Bu önemli bir sorun. Bunu ayrı bir yazı olarak irdeleyeceğim. Ancak şimdilik şunu söyleyeyim, bu konuda mevzuatta bir netlik yok. Bu konuda açılmış davalarda çıkan kararlara baktığımızda ise mahkemelerin, netlik olmayışı dolayısıyla havuz, park, gezinti alanı gibi ortak alanlardan dairelerin alanına pay verilemeyeceği, aksi halde verginin yasallığı ilkesinin ihlal edilmiş olacağı, dolayısıyla belediye uygulamasının haksız olduğu yönünde. Ancak çok az sayıda da olsa aksi yönde kararlar da mevcut.

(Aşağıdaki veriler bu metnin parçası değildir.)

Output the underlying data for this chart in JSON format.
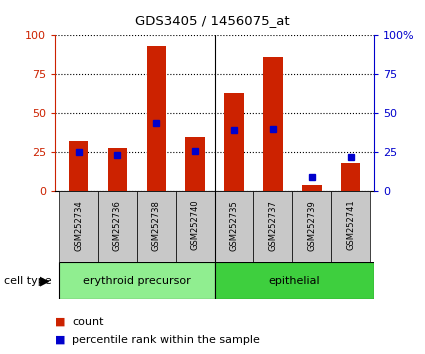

Benim görüşüm, bu tip uygulamalarla karşılaşanların yargıya başvurmalarında yarar olduğu yönünde.

SORU: Adalet Bakanlığı işyurtlarında çalışan bir memurum Her yıl bize işyurtları gelirlerinden bir kez kâr payı dağıtımı yapılıyor, Engelli bir çocuğum olduğundan maaşımdan gelir vergisi kesilmiyor, sorum şu kâr payı aldığımızda bunun üzerinden vergi kesiliyor, acaba bu vergi kesilir mi yoksa kesilmez mi?

İşyurdunun kâr etmesi durumunda, işyurtlarında çalışan hükümlü ve tutuklular ile personel ve işçilere, kâr payı ödemeleri yapılmaktadır. Kâr payları, işyurdunun kârının %25’ini geçmemek üzere, çalışmayı takip eden bütçe yılında çalışanlara aylık ücretinin %50’si ile sınırlı olarak bir defada yapılmaktadır. Bu ödemelerde çalışmayla irtibatlı olduğu için gelir vergisi açısından ücret niteliğindedir. Nitekim Gelir Vergisi Kanunu’nun 61. maddesinde ücretlilere kâr payı adı altında yapılan ödemelerin de ücret niteliğinde kabul edileceği yazılıdır.

Öte yandan anılan kanunun 31. maddesinde, çalışma gücünün asgarî %80'ini kaybetmiş bulunan hizmet erbabının birinci derece engelli, asgarî %60'ını kaybetmiş bulunan hizmet erbabının ikinci derece engelli, asgarî %40'ını kaybetmiş bulunan hizmet erbabının ise üçüncü derece engelli sayılacağı aşağıdaki engellilik dereceleri itibariyle belirlenen aylık tutarların, hizmet erbabının ücretinden indirileceği, indirim tutarının (2021 yılı için) birinci derece engellilerde 1.500 TL, İkinci derece engellilerde 860 TL ve üçüncü derece engellilerde 380 TL olarak uygulanacağı hükme bağlanmıştır. Ayrıca Kanunun 89/3. maddesinde, bakmakla yükümlü engelli kişi bulunan ücretlilerin aylık tevkifat matrahlarının hesabında da bu indirimlerin dikkate alınacağı yazılıdır. Ücret gelirinizin vergilendirilmesinde asgari geçim indiriminin de uygulanacağı tabiidir. Aylık ücretinize yukarıdaki indirimlerin ve asgari geçim indiriminin uygulanması sonucu, gelir vergisi tahakkuk etmiyor olabilir. Ancak kâr payı eklenen ayda, engellilik indirimini aşan kısım üzerinden gelir vergisi hesaplanıp asgari geçim indiriminin mahsubundan sonra bir vergi tutarı kalıyorsa kalan tutar ücretinize vergi kesintisi olarak yansıyacaktır.